Struts divide up the large air inlets. The headlights repeat this motif - they are structured with divider struts acting as reflectors for the daytime running light. Audi can supply the headlights as an option with LED technology or its pioneering Matrix LED technology, where controllable individual light-emitting diodes generate the main beam.

Many details of the new Coupé's profile are reminiscent of the first generation's classic design. The sill contour forms a powerful light edge and the wide wheel arches constitute distinct geometrical entities. At the front, the wheel arch intersects the bonnet join, which continues over the door as the tornado line and extends all the way to the rear. The flat greenhouse looks like an entity in its own right. The shape of the C-pillar, with a slight kink, gives the TT a powerful, athletic look and enhances the impression of tension.

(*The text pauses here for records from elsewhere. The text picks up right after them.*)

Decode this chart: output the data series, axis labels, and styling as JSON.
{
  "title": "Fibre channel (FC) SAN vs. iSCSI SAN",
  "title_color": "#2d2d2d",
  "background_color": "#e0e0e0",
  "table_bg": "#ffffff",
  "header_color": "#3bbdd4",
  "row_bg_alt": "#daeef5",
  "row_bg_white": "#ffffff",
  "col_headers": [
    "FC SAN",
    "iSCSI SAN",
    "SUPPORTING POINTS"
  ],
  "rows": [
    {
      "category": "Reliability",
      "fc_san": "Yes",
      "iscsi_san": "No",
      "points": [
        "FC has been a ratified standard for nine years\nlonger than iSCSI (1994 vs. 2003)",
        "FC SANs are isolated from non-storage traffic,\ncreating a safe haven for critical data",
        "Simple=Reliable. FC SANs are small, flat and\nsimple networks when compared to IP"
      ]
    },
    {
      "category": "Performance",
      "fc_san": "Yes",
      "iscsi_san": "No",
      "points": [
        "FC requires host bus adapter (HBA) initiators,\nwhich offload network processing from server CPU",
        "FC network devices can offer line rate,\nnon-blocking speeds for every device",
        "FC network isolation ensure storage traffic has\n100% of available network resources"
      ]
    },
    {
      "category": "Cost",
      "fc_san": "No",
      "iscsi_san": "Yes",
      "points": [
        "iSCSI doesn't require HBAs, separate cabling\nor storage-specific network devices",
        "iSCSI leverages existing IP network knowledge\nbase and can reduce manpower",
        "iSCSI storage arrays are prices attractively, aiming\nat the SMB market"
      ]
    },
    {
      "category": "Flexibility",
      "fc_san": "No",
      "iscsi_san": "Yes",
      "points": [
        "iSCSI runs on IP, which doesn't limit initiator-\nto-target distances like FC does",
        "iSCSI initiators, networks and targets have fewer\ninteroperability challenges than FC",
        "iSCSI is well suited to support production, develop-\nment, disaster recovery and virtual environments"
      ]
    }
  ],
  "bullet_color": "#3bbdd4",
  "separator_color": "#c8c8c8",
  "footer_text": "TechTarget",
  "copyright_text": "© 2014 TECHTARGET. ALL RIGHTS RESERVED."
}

At the rear, too, horizontal lines reinforce the wide and focused impression. The struts in the rear lights pick up on the headlights' motif. They remain permanently on - another Audi innovation. The third brake light with a flat strip shape links the two units on either side. All engine versions have two large, round exhaust tailpipes in the diffuser. Like all Audi S models, the TTS features four tailpipes.

Inside, too, the styling is so light it almost seems to float, evoking the clean sports car character of the new Audi TT. The centre console and door trims have flowing, matching shapes. Seen from above, the dashboard resembles the wing of an aircraft. The round air vents, a classic TT feature, have a turbine-like look and incorporate the air conditioning controls. This solution - and the elimination of the central MMI monitor, now replaced by the Audi virtual ****pit - paves the way for the dashboard's remarkably slim architecture.

Sharper lines and a more dramatic interplay between surfaces will be particularly notable features of the third generation of the Audi TT, but they only scratch the surface of a pedigree sports car that has been systematically refined in every department, both inside and out.


----------